504 Congress Street has been home to a lot of business in the past two decades, and unfortunately for a string of entrepreneurs, it hasn’t been any one of them for very long.
Rob Evon is the latest to take an active interest in this prime piece of downtown real estate, smack in the middle of Portland’s arts district, just around the corner from Monument Square. And he isn’t worried by the recent history.
“I think our music industry contacts will speak for themselves” he says, as delivery men unload the first boxes of liquor into his Port City Music Hall.
“Nobody’s gonna be able to touch what’s happening here.”
Finally, this weekend, the public has been able to enter the space that Evon snatched up last fall, in a high-profile sale that also peaked the interest of Todd Bernard, founder of nearby SPACE gallery, who likewise hoped to exploit its potential as a major music venue. He’s now looking elsewhere.
Not only is Port City rising out of the ashes of this beleaguered property; its aim is to fill a niche left wide open several years back with the closing of the historic State Theater – where an empty ticket booth still juts out onto the sidewalk a few blocks away.
The State Theatre was, for many years, Portland’s premier medium-sized arts venue. As Free Press columnist Jeff Beam lamented on these pages last April, it “wasn’t as big as the Civic Center, but bigger than any club or bar” – meaning intimacy for the music lover, and a private bathroom for the band.
“Portland didn’t need another bar where you can play live music.” Evon says. “Right now, Portland needs a music venue that can provide services and amenities that nationally touring, professional artists require.”
For the State, that meant the likes of Bob Dylan, Phish, John Fogerty, or Jimmy Eat World. The more modestly-sized Port City, with a capacity of about 660 bodies, still hopes it can attract the sort of acts who have bypassed Portland on their recent New England tours.
And so far, they have. Indie rockers OK Go, for instance, just penciled in a gig between shows at Boston’s Paradise Rock Club and San Diego’s House of Blues (March 13).

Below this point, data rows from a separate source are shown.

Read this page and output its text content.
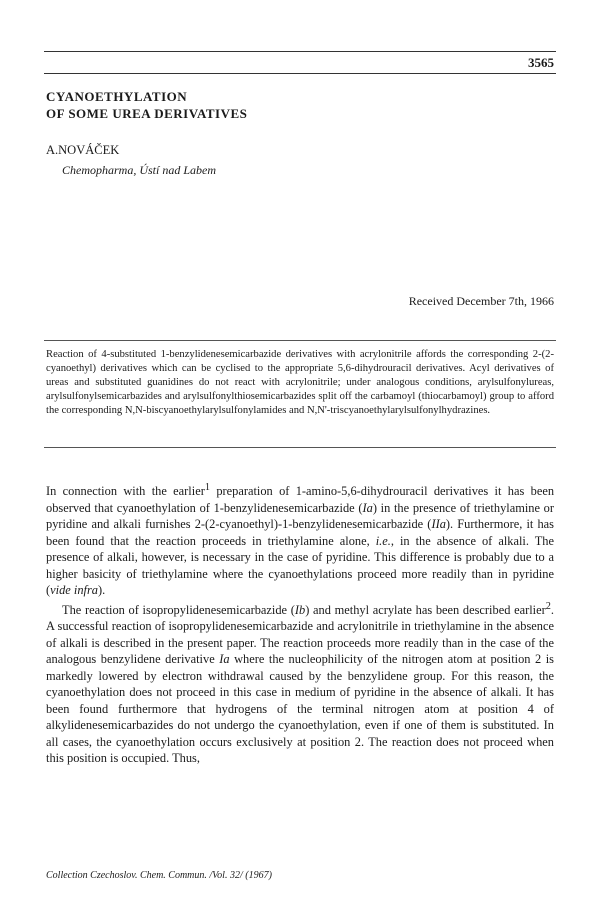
3565
CYANOETHYLATION
OF SOME UREA DERIVATIVES
A.NOVÁČEK
Chemopharma, Ústí nad Labem
Received December 7th, 1966
Reaction of 4-substituted 1-benzylidenesemicarbazide derivatives with acrylonitrile affords the corresponding 2-(2-cyanoethyl) derivatives which can be cyclised to the appropriate 5,6-dihydrouracil derivatives. Acyl derivatives of ureas and substituted guanidines do not react with acrylonitrile; under analogous conditions, arylsulfonylureas, arylsulfonylsemicarbazides and arylsulfonylthiosemicarbazides split off the carbamoyl (thiocarbamoyl) group to afford the corresponding N,N-biscyanoethylarylsulfonylamides and N,N'-triscyanoethylarylsulfonylhydrazines.

In connection with the earlier$^1$ preparation of 1-amino-5,6-dihydrouracil derivatives it has been observed that cyanoethylation of 1-benzylidenesemicarbazide (Ia) in the presence of triethylamine or pyridine and alkali furnishes 2-(2-cyanoethyl)-1-benzylidenesemicarbazide (IIa). Furthermore, it has been found that the reaction proceeds in triethylamine alone, i.e., in the absence of alkali. The presence of alkali, however, is necessary in the case of pyridine. This difference is probably due to a higher basicity of triethylamine where the cyanoethylations proceed more readily than in pyridine (vide infra).

The reaction of isopropylidenesemicarbazide (Ib) and methyl acrylate has been described earlier$^2$. A successful reaction of isopropylidenesemicarbazide and acrylonitrile in triethylamine in the absence of alkali is described in the present paper. The reaction proceeds more readily than in the case of the analogous benzylidene derivative Ia where the nucleophilicity of the nitrogen atom at position 2 is markedly lowered by electron withdrawal caused by the benzylidene group. For this reason, the cyanoethylation does not proceed in this case in medium of pyridine in the absence of alkali. It has been found furthermore that hydrogens of the terminal nitrogen atom at position 4 of alkylidenesemicarbazides do not undergo the cyanoethylation, even if one of them is substituted. In all cases, the cyanoethylation occurs exclusively at position 2. The reaction does not proceed when this position is occupied. Thus,

Collection Czechoslov. Chem. Commun. /Vol. 32/ (1967)
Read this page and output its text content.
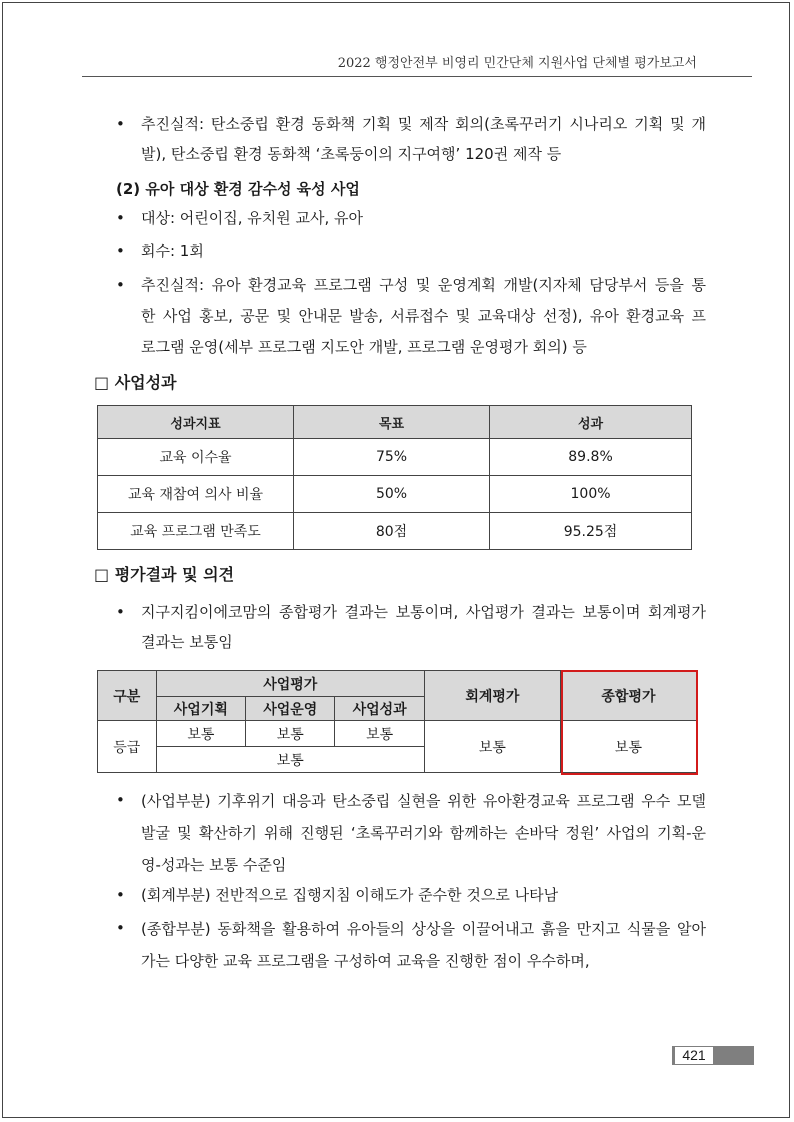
2022 행정안전부 비영리 민간단체 지원사업 단체별 평가보고서
•	추진실적: 탄소중립 환경 동화책 기획 및 제작 회의(초록꾸러기 시나리오 기획 및 개
발), 탄소중립 환경 동화책 ‘초록둥이의 지구여행’ 120권 제작 등
(2) 유아 대상 환경 감수성 육성 사업
•	대상: 어린이집, 유치원 교사, 유아
•	회수: 1회
•	추진실적: 유아 환경교육 프로그램 구성 및 운영계획 개발(지자체 담당부서 등을 통
한 사업 홍보, 공문 및 안내문 발송, 서류접수 및 교육대상 선정), 유아 환경교육 프
로그램 운영(세부 프로그램 지도안 개발, 프로그램 운영평가 회의) 등
□ 사업성과
성과지표	목표	성과
교육 이수율	75%	89.8%
교육 재참여 의사 비율	50%	100%
교육 프로그램 만족도	80점	95.25점
□ 평가결과 및 의견
•	지구지킴이에코맘의 종합평가 결과는 보통이며, 사업평가 결과는 보통이며 회계평가
결과는 보통임
구분	사업평가			회계평가	종합평가
	사업기획	사업운영	사업성과		
등급	보통	보통	보통	보통	보통
	보통				
•	(사업부분) 기후위기 대응과 탄소중립 실현을 위한 유아환경교육 프로그램 우수 모델
발굴 및 확산하기 위해 진행된 ‘초록꾸러기와 함께하는 손바닥 정원’ 사업의 기획-운
영-성과는 보통 수준임
•	(회계부분) 전반적으로 집행지침 이해도가 준수한 것으로 나타남
•	(종합부분) 동화책을 활용하여 유아들의 상상을 이끌어내고 흙을 만지고 식물을 알아
가는 다양한 교육 프로그램을 구성하여 교육을 진행한 점이 우수하며,
421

Jazz icon John Scofield stops by on April 2nd. A Feburary 6 performance by Derek Trucks Band is already sold out.
Not bad for a venue that has yet to secure its liquor license.
“Let’s get this damn water out of here!” jokes bartender Chris Lopez, pulling bottles of Dasani from the refrigerator to make room for bottles of beer.
Tonight’s show will be another attempt at the “soft open” originally planned and advertised for a week ago. The club’s opening had to be postponed when it became clear Port City wouldn’t be licensed to serve liquor as a Class I auditorium. This classification is something Evon has fought for rather than more easily-attainable bar or lounge clearances.
“We’re trying to set a new precedent in liquor law interpretation and enforcement,” Evon says. While he explicitly rules out hosting all-ages shows, he would like to welcome an 18+ college crowd from time to time.
For tonight, at least, he and his crew have nothing but praise for state senator Justin Alfond, who just helped them work out a last-minute solution: a one-night license to get the alcohol flowing for the show that begins in six hours. Early next week however, it’s back to city hall.
Beginning in 1988, 504 Congress was one of several former department stores to sit abandoned and boarded up until Portland’s downtown renaissance of the mid-1990s. In ’97, it re-opened as the trendy Keystone Theater, one of many “dinner and a movie” joints that were then predicted to be the future of cinema.
By 2003, the space had morphed into OZONE II, a short-lived, chem-free dance club for teenagers.
It was soon sold and converted to The Stadium sports bar, which despite plastering its title across the massive facade, eventually receded toward the Free Street half of the property. Its ownership then caused a splash in 2006 by announcing their intentions to use the extra space to open a Hooters franchise.
It would have been Maine’s first incarnation of the global restaurant chain, famous for its waitresses’ tight tank tops and short-shorts. The city council responded with a special ordinance to prevent it from opening.
The liquor license ordeal is indicative of Evon’s larger aims with his new establishment – his first music venue, having previously helped found both an on-location recording service and an organic food company.
If that means buying only all-new sound equipment for his deluxe floating stage, and having the acoustics tested and perfected by the same experts who normally work with Jay-Z and Steve Miller Band, so be it. He’s not going to let a little recession spoil his dream.
“We’re looking to cater to a higher-end clientele, higher-end demographic, people with disposable income.” he says. “I don’t like to do anything half-assed.”